Reorchestration for Greatness
Béla Bartók: String Quartet No. 3, BB 93

In a recent recording of Béla Bartók’s third string quartet, violist Stanley Konopka created a new transcription of the work for a double-string orchestra. He was inspired by a string orchestra arrangement of Beethoven’s ultimate statement for string quartet, the Grosse Fuge.

Ludwig van Beethoven: Grosse Fuge in B-Flat Major, Op. 133 (Kodály Quartet)

Stanley Konopka

Stanley Konopka

When Konopka heard the work recast for string orchestra, he understood how bringing in the additional voices brought out the details of the work. Even in its expansion ten-fold, the work still remained Beethoven at heart.

Ludwig van Beethoven: Grosse Fuge in B-Flat Major, Op. 133 (arr. for string orchestra) (International Musicians Seminar Soloists; Sándor Végh, cond.)

This inspired Konopka to look at the Bartók string quartets. As quartet works, they are uniquely challenging and in taking the one-movement third quartet, Konopka thought he had a work suitable for a re-orchestration.

Béla Bartók

Béla Bartók

Konopka talked with the music director of the Cleveland Orchestra, Franz Welser-Möst, who expressed interest in the idea. Unfortunately, the idea had to be killed early on when Béla Bartók’s son, Peter Bartók, forbade changing his father’s work.

Franz Welser-Möst (Photo by Steven Pisano)

Franz Welser-Möst (Photo by Steven Pisano)

Fortunately, time went on, and situations changed, and after 2020, the idea became viable again.

Béla Bartók: String Quartet No. 3, BB 93 (Kronos Quartet)

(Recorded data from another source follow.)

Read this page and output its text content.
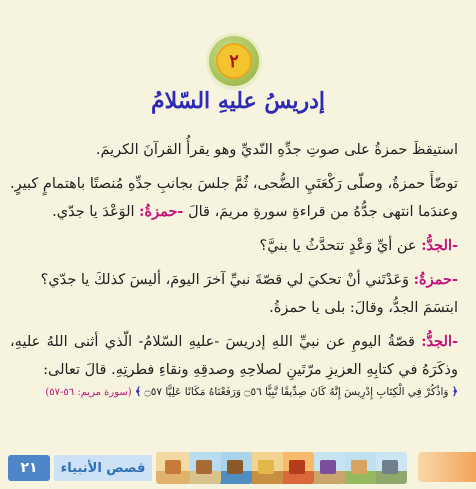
٢
إدريسُ عليهِ السّلامُ

استيقظَ حمزةُ على صوتِ جدِّهِ النّديِّ وهو يقرأُ القرآنَ الكريمَ.

توضّأَ حمزةُ، وصلّى رَكْعَتَيِ الضُّحى، ثُمَّ جلسَ بجانبِ جدِّهِ مُنصتًا باهتمامٍ كبيرٍ. وعندَما انتهى جدُّهُ من قراءةِ سورةِ مريمَ، قالَ -حمزةُ: الوَعْدَ يا جدّي.

-الجدُّ: عن أيِّ وَعْدٍ تتحدَّثُ يا بنيَّ؟

-حمزةُ: وَعَدْتَني أنْ تحكيَ لي قصّةَ نبيِّ آخرَ اليومَ، أليسَ كذلكَ يا جدّي؟

ابتسَمَ الجدُّ، وقالَ: بلى يا حمزةُ.

-الجدُّ: قصّةُ اليومِ عن نبيِّ اللهِ إدريسَ -عليهِ السّلامُ- الّذي أثنى اللهُ عليهِ، وذكَرَهُ في كتابِهِ العزيزِ مرّتَينِ لصلاحِهِ وصدقِهِ ونقاءِ فطرتِهِ. قالَ تعالى:

﴿ وَاذْكُرْ فِي الْكِتَابِ إِدْرِيسَ إِنَّهُ كَانَ صِدِّيقًا نَّبِيًّا ۝٥٦ وَرَفَعْنَاهُ مَكَانًا عَلِيًّا ۝٥٧ ﴾ (سورة مريم: ٥٦-٥٧)

٢١	قصص الأنبياء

In Bartók’s output, the third quartet is considered the ‘harshest’ of the six quartets. Whereas string quartets Nos. 1 and 2 are still influenced by Romanticism or have folkloric elements, the third quartet is where Bartók breaks away. The folk music side has been completely sublimated even to the point of Bartók taking the structure and form from Hungarian folk traditions.

The work’s premiere in 1929 in Budapest left the audience baffled. It wasn’t the usual string quartet forms or sounds they were used to from the classical tradition. At the same time, techniques in the work, such as the instructions for the string players to strike the chords at the conclusion of the work ‘martellato’, i.e., in the manner of a hammer, was a violent expansion of string technique.

Béla Bartók: String Quartet No. 3, BB 93 (arr. S. Konopka for double string orchestra) (Cleveland Orchestra; Franz Welser-Möst, cond.)

In making his arrangement of the work for string orchestra, Konopka took a clue from Bartók’s Music for Strings, Percussion, and Celesta of dividing the string section and placing them antiphonally on stage. This followed from Konopka’s realization that within the work, there were ‘two consistent and distinct voices’, one calm and level-headed and the other reactionary and hostile. Together, they create the passionate and volatile characters of more than usual characters.

The reorchestration pulls out inner voices and exposes them, but in a way that only increases our appreciation of what Bartók accomplished in this, the heart of his string quartets.